Saunders and her family were in Dundas Town during the storm.
She said she remembers her home collapsing around her.
“We ran from room to room to try to escape the collapsing ceiling,” she said.
“We tried to run out in the middle of the hurricane, but the winds were too strong and it wasn’t safe. So, we waited for the eye to come and we got out.
“My husband was just recovering from an ablation for his heart. So, he was having problems walking. All of this, while our three kids are hollering and screaming.”
After the eye passed, she said, her family rode out the storm in the Government Complex in Marsh Harbour, Abaco.
Since coming to New Providence, she said she has been on one job interview and is awaiting a response.
Back in Abaco, she said she worked in the insurance industry, and hopes to find work in a similar field.
Her husband, on the other hand, she said, is recovering from his heart surgery that took place two months ago, and is unable to find work at this time.
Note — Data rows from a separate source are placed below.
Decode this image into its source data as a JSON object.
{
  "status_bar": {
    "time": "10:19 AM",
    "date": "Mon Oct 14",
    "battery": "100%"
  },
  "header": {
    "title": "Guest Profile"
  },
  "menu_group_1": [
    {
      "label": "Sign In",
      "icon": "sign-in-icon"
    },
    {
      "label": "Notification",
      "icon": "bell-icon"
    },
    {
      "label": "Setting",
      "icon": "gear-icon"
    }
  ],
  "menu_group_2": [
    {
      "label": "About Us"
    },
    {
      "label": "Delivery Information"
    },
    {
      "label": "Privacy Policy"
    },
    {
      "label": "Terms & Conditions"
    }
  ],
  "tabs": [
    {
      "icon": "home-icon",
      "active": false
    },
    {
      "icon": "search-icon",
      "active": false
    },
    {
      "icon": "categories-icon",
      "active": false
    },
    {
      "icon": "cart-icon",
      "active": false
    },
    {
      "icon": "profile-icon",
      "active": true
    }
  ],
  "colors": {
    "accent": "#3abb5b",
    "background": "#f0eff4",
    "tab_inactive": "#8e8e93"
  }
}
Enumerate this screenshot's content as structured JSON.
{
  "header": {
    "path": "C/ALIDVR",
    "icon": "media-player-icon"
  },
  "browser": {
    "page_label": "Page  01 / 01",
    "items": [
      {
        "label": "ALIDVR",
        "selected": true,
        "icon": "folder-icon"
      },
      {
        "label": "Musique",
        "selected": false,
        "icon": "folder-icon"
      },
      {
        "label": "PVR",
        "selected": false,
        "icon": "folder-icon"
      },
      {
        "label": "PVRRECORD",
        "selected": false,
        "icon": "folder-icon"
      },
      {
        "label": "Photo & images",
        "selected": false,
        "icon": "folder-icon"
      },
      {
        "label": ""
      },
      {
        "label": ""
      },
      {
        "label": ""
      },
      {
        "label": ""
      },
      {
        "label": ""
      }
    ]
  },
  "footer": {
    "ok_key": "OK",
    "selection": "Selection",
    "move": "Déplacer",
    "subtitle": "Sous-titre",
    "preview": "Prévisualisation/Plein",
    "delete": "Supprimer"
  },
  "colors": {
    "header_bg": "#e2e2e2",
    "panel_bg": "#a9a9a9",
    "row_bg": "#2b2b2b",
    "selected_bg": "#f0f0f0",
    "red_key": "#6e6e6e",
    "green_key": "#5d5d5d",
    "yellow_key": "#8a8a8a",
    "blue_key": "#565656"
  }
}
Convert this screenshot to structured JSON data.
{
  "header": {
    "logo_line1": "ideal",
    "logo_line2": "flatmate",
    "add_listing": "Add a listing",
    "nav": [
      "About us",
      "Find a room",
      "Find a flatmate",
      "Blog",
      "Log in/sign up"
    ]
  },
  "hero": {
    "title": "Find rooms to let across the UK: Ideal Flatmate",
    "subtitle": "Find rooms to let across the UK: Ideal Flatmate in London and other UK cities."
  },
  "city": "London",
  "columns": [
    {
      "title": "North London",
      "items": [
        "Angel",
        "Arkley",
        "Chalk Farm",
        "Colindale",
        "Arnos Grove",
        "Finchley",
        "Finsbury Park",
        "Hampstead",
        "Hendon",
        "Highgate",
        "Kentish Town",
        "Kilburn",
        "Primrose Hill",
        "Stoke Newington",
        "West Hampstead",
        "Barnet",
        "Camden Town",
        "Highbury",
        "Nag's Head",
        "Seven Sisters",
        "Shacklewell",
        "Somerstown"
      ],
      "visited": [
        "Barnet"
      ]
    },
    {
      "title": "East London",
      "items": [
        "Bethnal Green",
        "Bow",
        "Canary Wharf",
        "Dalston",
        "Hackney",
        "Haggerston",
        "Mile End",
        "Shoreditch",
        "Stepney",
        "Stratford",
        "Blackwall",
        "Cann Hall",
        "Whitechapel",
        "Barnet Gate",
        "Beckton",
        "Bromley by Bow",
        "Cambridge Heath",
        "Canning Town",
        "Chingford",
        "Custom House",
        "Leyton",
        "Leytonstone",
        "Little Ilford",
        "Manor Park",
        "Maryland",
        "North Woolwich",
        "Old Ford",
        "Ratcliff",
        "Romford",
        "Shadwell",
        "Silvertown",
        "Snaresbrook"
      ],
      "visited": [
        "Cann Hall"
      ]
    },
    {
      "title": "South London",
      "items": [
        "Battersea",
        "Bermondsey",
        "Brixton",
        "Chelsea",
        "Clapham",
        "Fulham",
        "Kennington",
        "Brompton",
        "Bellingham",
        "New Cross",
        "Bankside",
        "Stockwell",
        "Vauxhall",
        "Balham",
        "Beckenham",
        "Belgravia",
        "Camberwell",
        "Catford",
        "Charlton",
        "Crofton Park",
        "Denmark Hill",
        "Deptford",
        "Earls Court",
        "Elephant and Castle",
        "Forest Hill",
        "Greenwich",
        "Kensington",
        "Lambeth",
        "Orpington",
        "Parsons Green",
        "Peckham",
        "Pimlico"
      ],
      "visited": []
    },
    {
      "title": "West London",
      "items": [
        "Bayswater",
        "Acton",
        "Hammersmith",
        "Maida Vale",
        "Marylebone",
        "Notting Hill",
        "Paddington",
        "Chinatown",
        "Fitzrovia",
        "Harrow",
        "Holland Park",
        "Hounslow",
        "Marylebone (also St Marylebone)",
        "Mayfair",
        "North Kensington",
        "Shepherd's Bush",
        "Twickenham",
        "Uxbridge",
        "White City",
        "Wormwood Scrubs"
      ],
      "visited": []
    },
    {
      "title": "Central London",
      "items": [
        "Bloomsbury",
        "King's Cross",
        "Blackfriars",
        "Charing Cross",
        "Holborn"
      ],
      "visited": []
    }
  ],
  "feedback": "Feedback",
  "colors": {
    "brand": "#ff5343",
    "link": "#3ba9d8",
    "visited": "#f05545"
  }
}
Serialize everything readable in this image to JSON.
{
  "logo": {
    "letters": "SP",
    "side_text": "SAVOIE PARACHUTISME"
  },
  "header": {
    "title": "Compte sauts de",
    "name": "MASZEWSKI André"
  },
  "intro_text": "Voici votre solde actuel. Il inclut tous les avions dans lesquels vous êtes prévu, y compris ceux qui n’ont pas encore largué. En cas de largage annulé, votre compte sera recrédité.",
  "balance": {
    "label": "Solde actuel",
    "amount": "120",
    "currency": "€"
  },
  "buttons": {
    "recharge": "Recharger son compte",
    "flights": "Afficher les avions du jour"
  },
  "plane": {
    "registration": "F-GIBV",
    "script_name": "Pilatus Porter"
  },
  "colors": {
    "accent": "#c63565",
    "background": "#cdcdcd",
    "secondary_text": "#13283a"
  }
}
Erin Hall, 25, of Hope Town, Abaco, said the job hunt has been challenging for her.
“I have been searching for jobs all over, and I have applied to more than eight jobs,” she said.
“I’m a chef, and I haven’t received any calls back as yet, and transportation has been a challenge. I had to learn to catch the bus with three children. It’s not easy.”
Hall said she also found it challenging having to cope with long lines and rude attitudes when picking up hurricane relief donations.
“They’re making you feel like you’re begging them,” she said.
“It’s horrible. The process is horrible.”
After the government advised residents of Hope Town to evacuate, Hall said, she sent her children to Marsh Harbour with a relative to weather the storm.
She stayed in Hope Town, but soon had to relocate to a shelter as her roof was compromised before the eye passed over.
“While the eye was passing, we had to swim out of the home,” she said.
“We swam to what was supposed to be the only designated shelter in Hope Town, but it was already destroyed.
“So, the police and a few of us broke into a home to seek shelter, and we made it through the hurricane there.”
After the storm, residents of Hope Town were advised to leave the island.
She said she was coping with the stress of relocating and the stress of having no idea where her three children were, who were all under the age of six.
After making her way to Marsh Harbour, she said, she found her children and headed to New Providence.
Hall said she will continue her job hunt, and hopes to find work so that she can take care of her kids.
Hurricane Dorian decimated large swaths of Abaco and Grand Bahama early last month.
Its impact is expected to last years.
Sixty-seven people have been confirmed dead to date, and the final death toll is expected to be “staggering”, according to Health Minister Dr. Duane Sands.